US-Gesetze lassen 2225 Jugendliche Extrem-Strafen verbüßen

Von Reinhard Brockmann
Bielefeld (WB). Mindestens 2225 jugendliche Straftäter sitzen in US-Gefängnissen lebenslange Haftstrafen ohne Hoffnung auf Bewährung ab. Das haben Human Rights Watch und Amnesty International in einer gemeinsamen Untersuchung festgestellt.

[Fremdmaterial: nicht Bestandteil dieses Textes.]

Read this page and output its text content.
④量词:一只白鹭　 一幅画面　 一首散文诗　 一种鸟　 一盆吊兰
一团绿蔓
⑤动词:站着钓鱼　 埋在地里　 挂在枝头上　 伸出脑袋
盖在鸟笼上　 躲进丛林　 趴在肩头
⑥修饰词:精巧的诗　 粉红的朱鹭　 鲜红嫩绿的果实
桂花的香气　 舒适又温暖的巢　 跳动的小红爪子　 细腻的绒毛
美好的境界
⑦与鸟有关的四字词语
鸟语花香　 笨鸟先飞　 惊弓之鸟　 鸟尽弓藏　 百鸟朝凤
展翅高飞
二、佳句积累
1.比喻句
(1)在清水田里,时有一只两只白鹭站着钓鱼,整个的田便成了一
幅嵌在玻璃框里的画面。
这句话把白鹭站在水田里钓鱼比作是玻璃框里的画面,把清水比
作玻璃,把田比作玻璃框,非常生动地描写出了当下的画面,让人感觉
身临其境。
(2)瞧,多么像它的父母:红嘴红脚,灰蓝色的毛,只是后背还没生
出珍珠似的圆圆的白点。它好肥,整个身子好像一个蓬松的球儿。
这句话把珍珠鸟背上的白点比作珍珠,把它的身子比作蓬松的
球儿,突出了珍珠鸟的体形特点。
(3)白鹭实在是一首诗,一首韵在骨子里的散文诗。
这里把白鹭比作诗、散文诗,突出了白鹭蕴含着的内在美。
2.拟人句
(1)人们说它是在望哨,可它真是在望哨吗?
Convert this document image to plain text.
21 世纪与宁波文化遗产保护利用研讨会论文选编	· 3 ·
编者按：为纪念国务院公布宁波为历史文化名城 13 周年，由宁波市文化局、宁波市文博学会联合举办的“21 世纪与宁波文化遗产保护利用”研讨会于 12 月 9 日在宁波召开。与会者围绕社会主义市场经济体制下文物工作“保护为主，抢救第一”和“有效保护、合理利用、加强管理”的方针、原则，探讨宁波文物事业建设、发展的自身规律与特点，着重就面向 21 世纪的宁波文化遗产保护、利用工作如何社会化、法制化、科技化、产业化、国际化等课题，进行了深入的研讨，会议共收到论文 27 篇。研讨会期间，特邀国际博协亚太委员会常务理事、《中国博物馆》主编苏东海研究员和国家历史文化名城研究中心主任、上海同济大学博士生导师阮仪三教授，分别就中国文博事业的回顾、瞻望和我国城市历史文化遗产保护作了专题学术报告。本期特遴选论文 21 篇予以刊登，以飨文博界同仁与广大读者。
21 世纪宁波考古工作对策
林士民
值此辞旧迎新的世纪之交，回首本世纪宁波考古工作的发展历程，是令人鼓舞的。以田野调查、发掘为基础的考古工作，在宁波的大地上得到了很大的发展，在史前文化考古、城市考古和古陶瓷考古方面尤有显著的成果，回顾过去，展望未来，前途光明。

Jeder sechste minderjährige Straftäter - die meisten von ihnen sind inzwischen erwachsen - war zwischen 13 und 15 Jahre alt, als er ein Verbrechen beging. Geschätzte 59 Prozent bekamen bei ihrer allerersten Verurteilung lebenslange Gefängnisstrafen ohne Aussicht auf Bewährung. In 42 US-Bundesstaaten ist es derzeit möglich, Jugendliche lebenslang, ohne eine Möglichkeit auf Bewährung hinter Gitter zu bringen. Ê
Der 157-seitige Bericht »Der Rest ihres Lebens: Lebenslänglich ohne Bewährung für minderjährige Straftäter in den USA« untersucht, was passiert, wenn man Jugendliche mit Erwachsenen ins Gefängnis sperrt und sie auch vor Gericht als solche behandelt.

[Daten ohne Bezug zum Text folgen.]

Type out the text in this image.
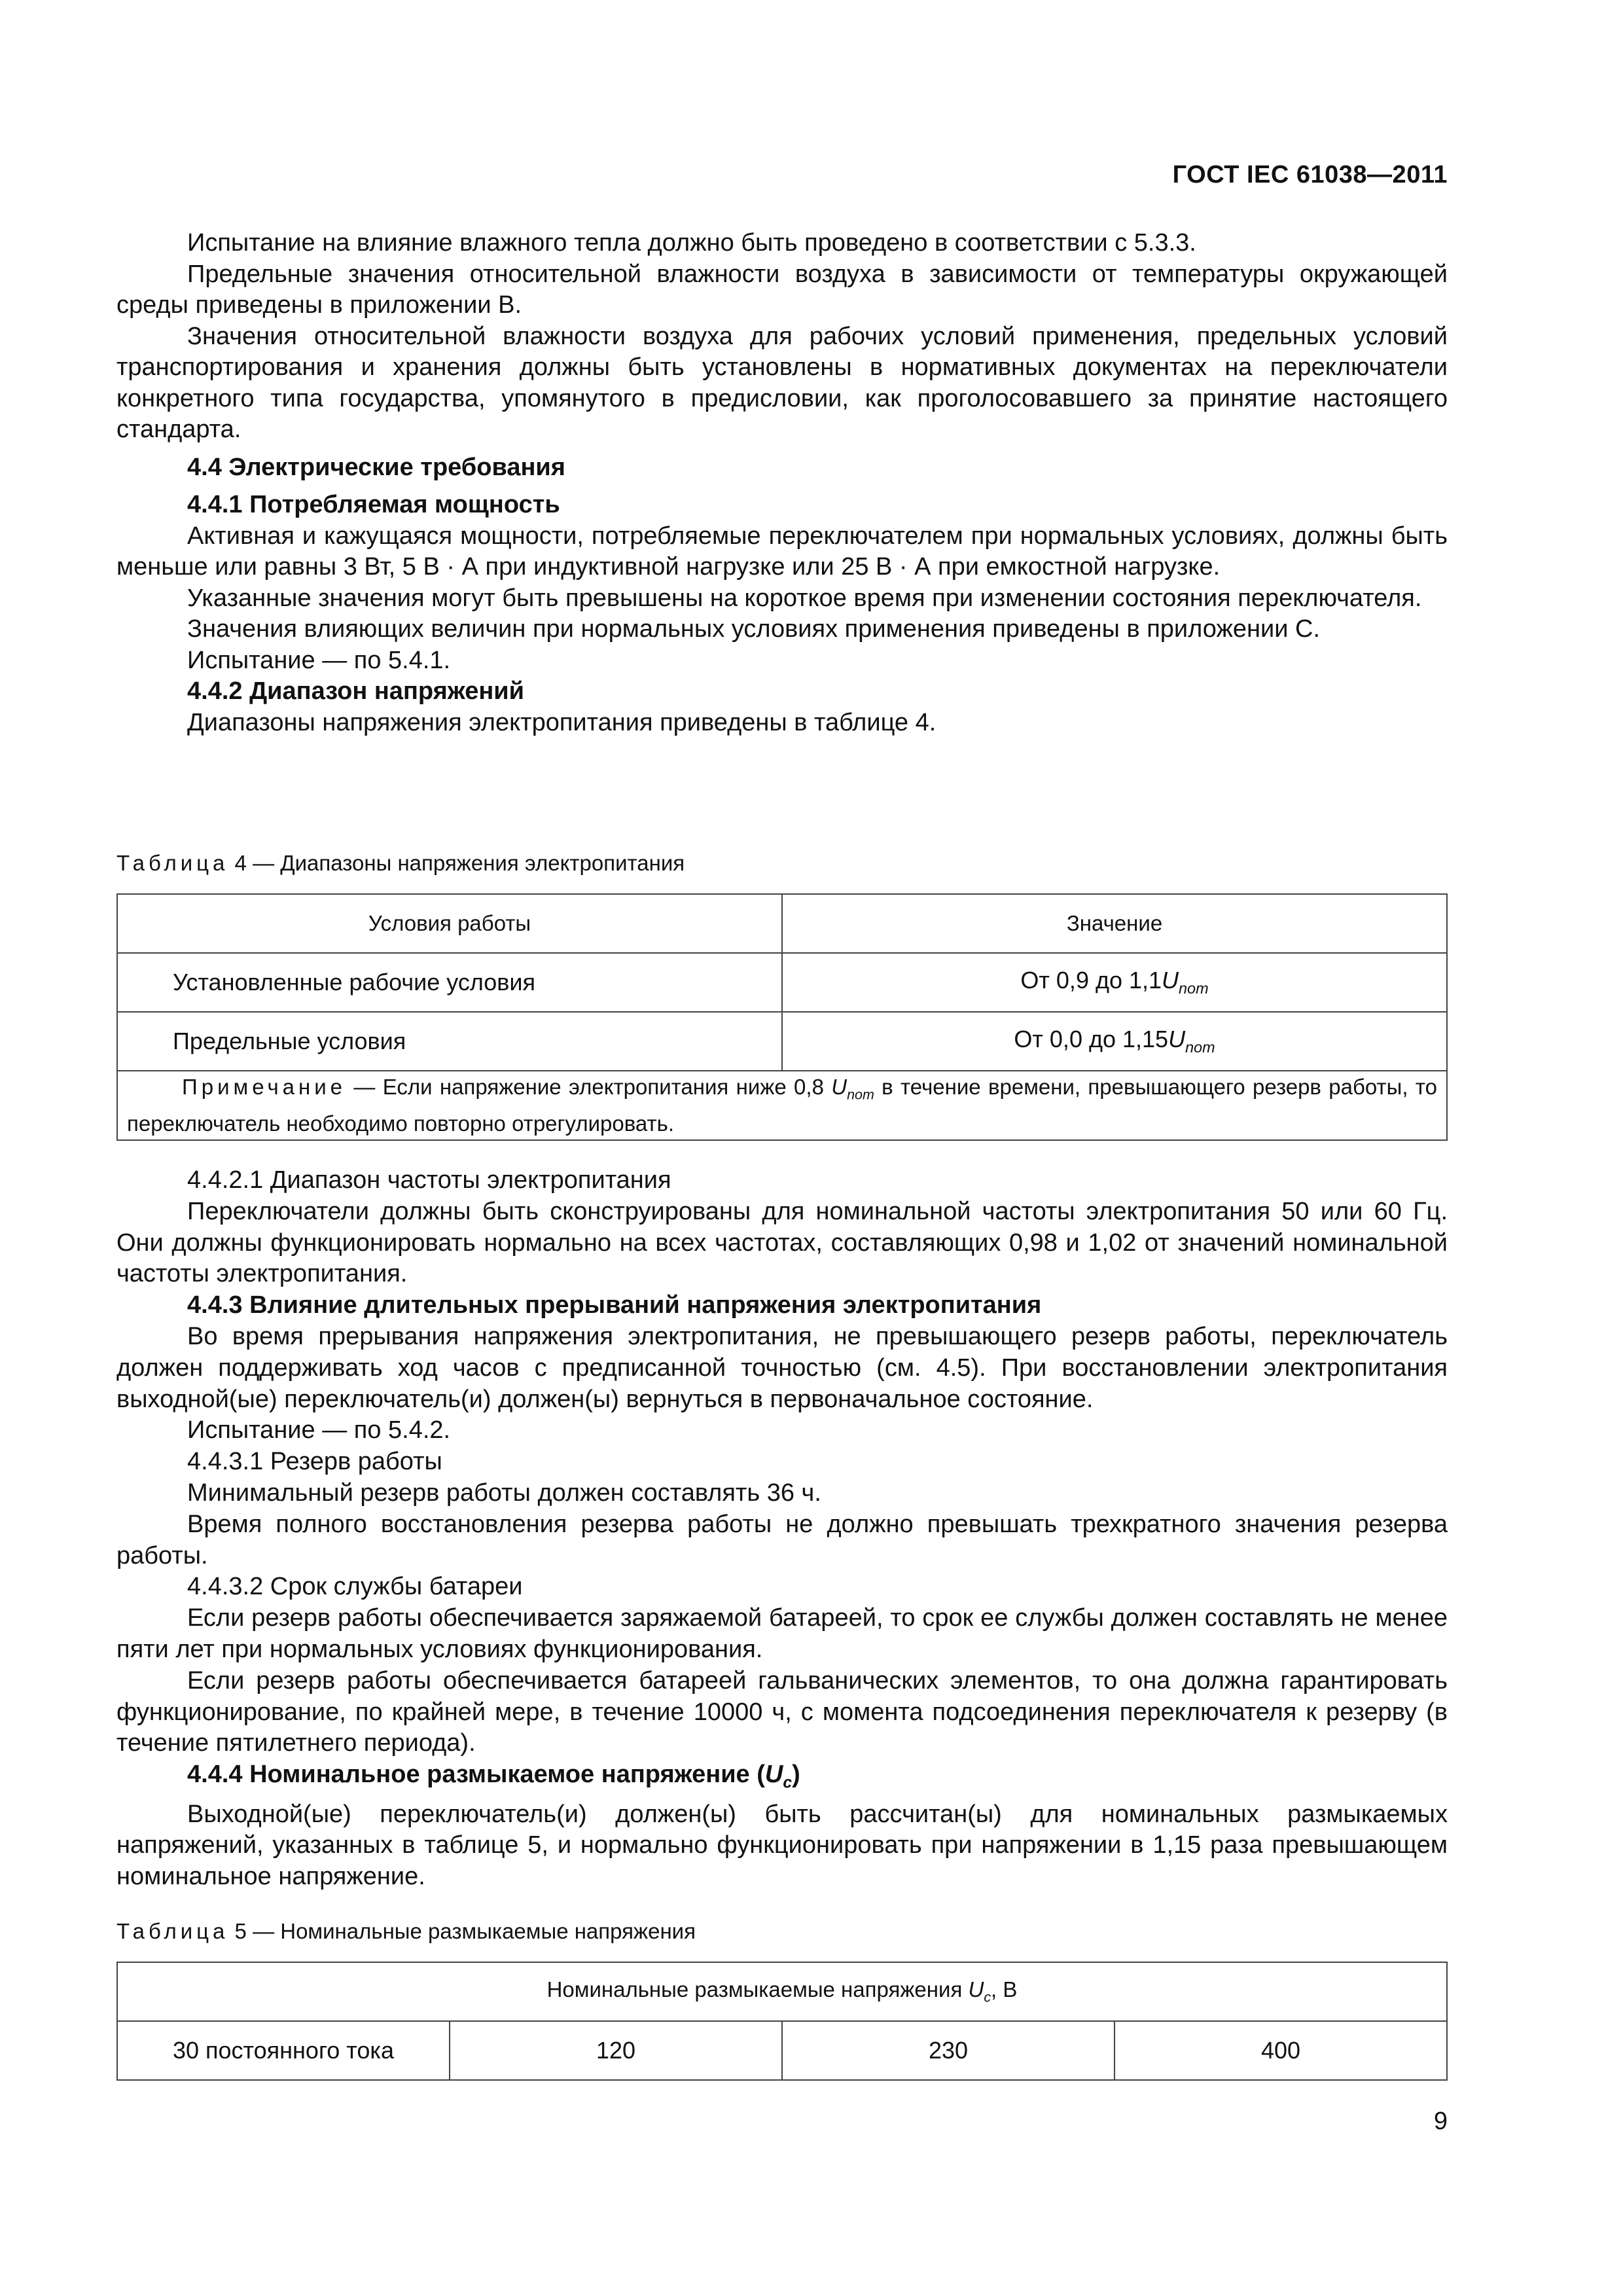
ГОСТ IEC 61038—2011

Испытание на влияние влажного тепла должно быть проведено в соответствии с 5.3.3.

Предельные значения относительной влажности воздуха в зависимости от температуры окружающей среды приведены в приложении В.

Значения относительной влажности воздуха для рабочих условий применения, предельных условий транспортирования и хранения должны быть установлены в нормативных документах на переключатели конкретного типа государства, упомянутого в предисловии, как проголосовавшего за принятие настоящего стандарта.

4.4 Электрические требования

4.4.1 Потребляемая мощность

Активная и кажущаяся мощности, потребляемые переключателем при нормальных условиях, должны быть меньше или равны 3 Вт, 5 В · А при индуктивной нагрузке или 25 В · А при емкостной нагрузке.

Указанные значения могут быть превышены на короткое время при изменении состояния переключателя.

Значения влияющих величин при нормальных условиях применения приведены в приложении С.

Испытание — по 5.4.1.

4.4.2 Диапазон напряжений

Диапазоны напряжения электропитания приведены в таблице 4.

Таблица 4 — Диапазоны напряжения электропитания

Условия работы	Значение
Установленные рабочие условия	От 0,9 до $1,1U_{nom}$
Предельные условия	От 0,0 до $1,15U_{nom}$
Примечание — Если напряжение электропитания ниже 0,8 $U_{nom}$ в течение времени, превышающего резерв работы, то переключатель необходимо повторно отрегулировать.	

4.4.2.1 Диапазон частоты электропитания

Переключатели должны быть сконструированы для номинальной частоты электропитания 50 или 60 Гц. Они должны функционировать нормально на всех частотах, составляющих 0,98 и 1,02 от значений номинальной частоты электропитания.

4.4.3 Влияние длительных прерываний напряжения электропитания

Во время прерывания напряжения электропитания, не превышающего резерв работы, переключатель должен поддерживать ход часов с предписанной точностью (см. 4.5). При восстановлении электропитания выходной(ые) переключатель(и) должен(ы) вернуться в первоначальное состояние.

Испытание — по 5.4.2.

4.4.3.1 Резерв работы

Минимальный резерв работы должен составлять 36 ч.

Время полного восстановления резерва работы не должно превышать трехкратного значения резерва работы.

4.4.3.2 Срок службы батареи

Если резерв работы обеспечивается заряжаемой батареей, то срок ее службы должен составлять не менее пяти лет при нормальных условиях функционирования.

Если резерв работы обеспечивается батареей гальванических элементов, то она должна гарантировать функционирование, по крайней мере, в течение 10000 ч, с момента подсоединения переключателя к резерву (в течение пятилетнего периода).

4.4.4 Номинальное размыкаемое напряжение $(U_c)$

Выходной(ые) переключатель(и) должен(ы) быть рассчитан(ы) для номинальных размыкаемых напряжений, указанных в таблице 5, и нормально функционировать при напряжении в 1,15 раза превышающем номинальное напряжение.

Таблица 5 — Номинальные размыкаемые напряжения

Номинальные размыкаемые напряжения $U_c$, В
30 постоянного тока	120	230	400
9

In der Untersuchung werden Daten auf Bundes- und Landesebene analysiert, die davor nicht erfasst wurden. Anhand dieser Zahlen konnten die Organisationen nationale Tendenzen bis Mitte 2004 verfolgen sowie die ethnische Abstammung, die Geschichte und die Verbrechen der jungen Straftäter analysieren. Ê
»Jugendliche, die schwere Straftaten begehen, sollen nicht ungeschoren davonkommen«, erklärte Alison Parker, Senior Researcher bei Human Rights Watch und Autorin des Berichts. »Aber wenn sie zum Wählen oder Zigarettenkaufen zu jung sind, dann sind sie auch zu jung, um den Rest ihres Lebens hinter Gitter zu verbringen.« Ê
Immer weniger Jugendliche begehen schwere Verbrechen, wie zum Beispiel Mord. Aber immer mehr werden zu lebenslänglichen Haftstrafen ohne Bewährung verurteilt. 1990 wurden 2 234 Jugendliche wegen Mordes verurteilt und 2,9 Prozent bekamen lebenslänglich. 2000 wurden nur 1006 Jugendliche verurteilt - um 55 Prozent weniger. Doch neun Prozent mussten lebenslänglich hinter Gitter (+216 Prozent). Ê
»Man muss Richtern und Anklägern mehr Spielraum lassen«, meinte William F. Schulz, Direktor von Amnesty International USA. »Sie brauchen mehr Möglichkeiten, sonst bleiben die Gerichte Abfertigungshallen, wo Jugendliche einfach lebenslang ohne Bewährung bekommen und ihnen jede Chance auf Besserung genommen wird.«
In 26 US-Bundesstaaten muss jeder, der einen schweren Mord begeht, zu lebenslanger Haft ohne Bewährung verurteilt werden - ohne Rücksichtnahme auf das Alter des Täters. Human Rights Watch und Amnesty International stellten fest, dass 26 Prozent für »Felony Murder« verurteilt wurden. Das bedeutet, dass jeder, der an einem Verbrechen beteiligt ist, bei dem jemand getötet wird, am Mord schuld ist, auch wenn diese Person nicht direkt den Tod verursacht hat. Ê
Ein Beispiel dafür ist der Fall des 15-jährigen Peter A.. Er hatte sich mit zwei Bekannten seines älteren Bruders zusammengetan, um einen Raubüberfall zu begehen. Er wartete in einem Lieferwagen, als einer der Bekannten die zwei Raubopfer ermordete. »Ich war zwar dabei, aber ich habe auf keinen geschossen und niemanden getötet«, erzählte Peter. Trotzdem wurde er für den Doppelmord verantwortlich gemacht, da im Verfahren festgestellt wurde, dass er den Lieferwagen gestohlen hatte, mit dem die Täter fuhren.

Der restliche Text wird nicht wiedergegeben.